Summoning his Cabinet into special session yesterday evening, Mr Sharon faced calls from several Cabinet ministers to expel Mr Arafat. Israel claims that Mr Arafat is implicated in the violence, encouraging militants to attack Israelis.

Calls for Mr Arafat’s deportation routinely follow attacks in Israel, but Mr Sharon has resisted. And yesterday, he again said this was not the time to expel Mr Arafat, his personal enemy for decades.

According to a senior Israeli government official, Mr Sharon said that deporting Mr Arafat would create a worse situation for Israel than the present one, with Mr Arafat travelling from capital to capital stating his case.
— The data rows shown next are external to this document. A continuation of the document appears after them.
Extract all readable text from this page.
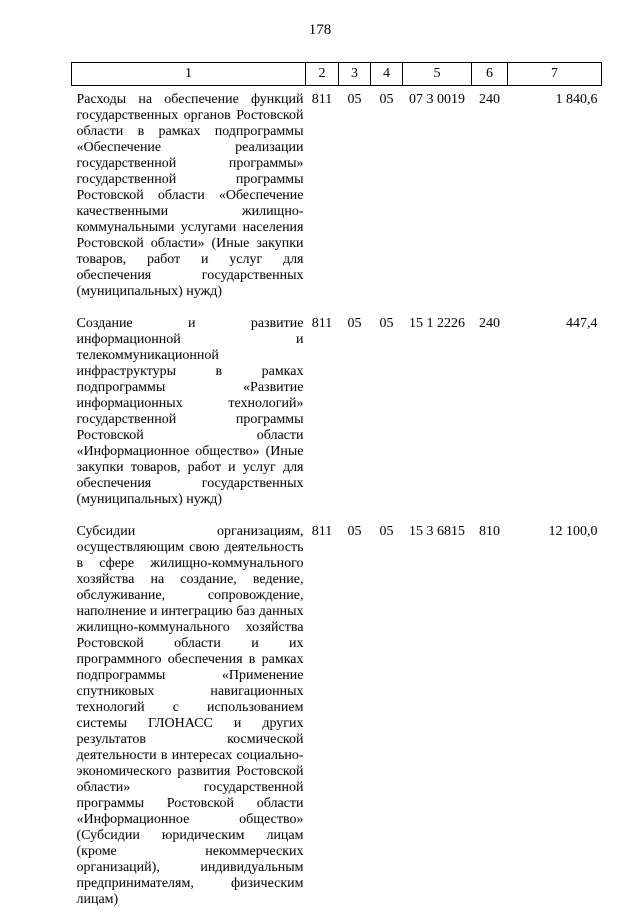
178
1	2	3	4	5	6	7
Расходы на обеспечение функций государственных органов Ростовской области в рамках подпрограммы «Обеспечение реализации государственной программы» государственной программы Ростовской области «Обеспечение качественными жилищно-коммунальными услугами населения Ростовской области» (Иные закупки товаров, работ и услуг для обеспечения государственных (муниципальных) нужд)	811	05	05	07 3 0019	240	1 840,6
Создание и развитие информационной и телекоммуникационной инфраструктуры в рамках подпрограммы «Развитие информационных технологий» государственной программы Ростовской области «Информационное общество» (Иные закупки товаров, работ и услуг для обеспечения государственных (муниципальных) нужд)	811	05	05	15 1 2226	240	447,4
Субсидии организациям, осуществляющим свою деятельность в сфере жилищно-коммунального хозяйства на создание, ведение, обслуживание, сопровождение, наполнение и интеграцию баз данных жилищно-коммунального хозяйства Ростовской области и их программного обеспечения в рамках подпрограммы «Применение спутниковых навигационных технологий с использованием системы ГЛОНАСС и других результатов космической деятельности в интересах социально-экономического развития Ростовской области» государственной программы Ростовской области «Информационное общество» (Субсидии юридическим лицам (кроме некоммерческих организаций), индивидуальным предпринимателям, физическим лицам)	811	05	05	15 3 6815	810	12 100,0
Instead, Israel took a much lesser measure, aiming to increase his isolation. The official said foreign diplomats would be told that if they declare their intention to meet Mr Arafat, they will be banned from seeing Israeli officials.

Israel “will continue to fight terror everywhere, at any time and in any way possible”, the Cabinet said in a statement, declaring that Israel must carry out the fight itself because the Palestinian Authority has not done so.

The Abbas government condemned the bombings and said it was serious about stopping such violence.

Israel demands tough measures against the violent groups ahead of any other peace moves, though the “road map” peace plan calls for parallel steps.

In Washington, Mr Sharon was to have discussed his reservations about the plan, a three-year, three-stage blueprint for ending violence and creating a Palestinian state. Mr Sharon’s cancellation put off steps to implement the plan.

In Washington, US Secretary of State Colin Powell denounced the “horrific terrorist bombing” in Jerusalem: ”We call on the Palestinians to begin to take immediate and decisive action to eradicate the infrastructure of terrorism and violence.”

The bus bomber struck a few minutes before 6am local time (4am UK time) yesterday at the beginning of rush hour. Sunday is a work day in Israel.

The bomber, 19, was disguised as an observant Jew with a skullcap and white prayer shawl.

Just seconds after he boarded the two-sectioned bus, he detonated nail-studded explosives strapped to his body. Metal and fire tore through the driver’s leg, and as he lost control of the vehicle, its back end fishtailed, smashing a bus stop shelter.

The bodies of the dead remained sitting upright in their seats, including that of a woman whose head slumped back and whose legs were still crossed. One man’s body leaned from a broken window.

In other incidents yesterday, two Palestinians, aged 18 and 13, were killed by Israeli army fire in the Gaza Strip, doctors said. The 13-year-old was among several dozen youngsters throwing stones at Israeli troops patrolling a Gaza town they seized last week.

In the West Bank city of Nablus, Palestinian militiamen dragged a suspected informer into the main square and killed him with several shots to the head as about 200 people watched, witnesses said.

One bystander said the gunmen forced their victim to kneel with his hands tied behind his back, then executed him.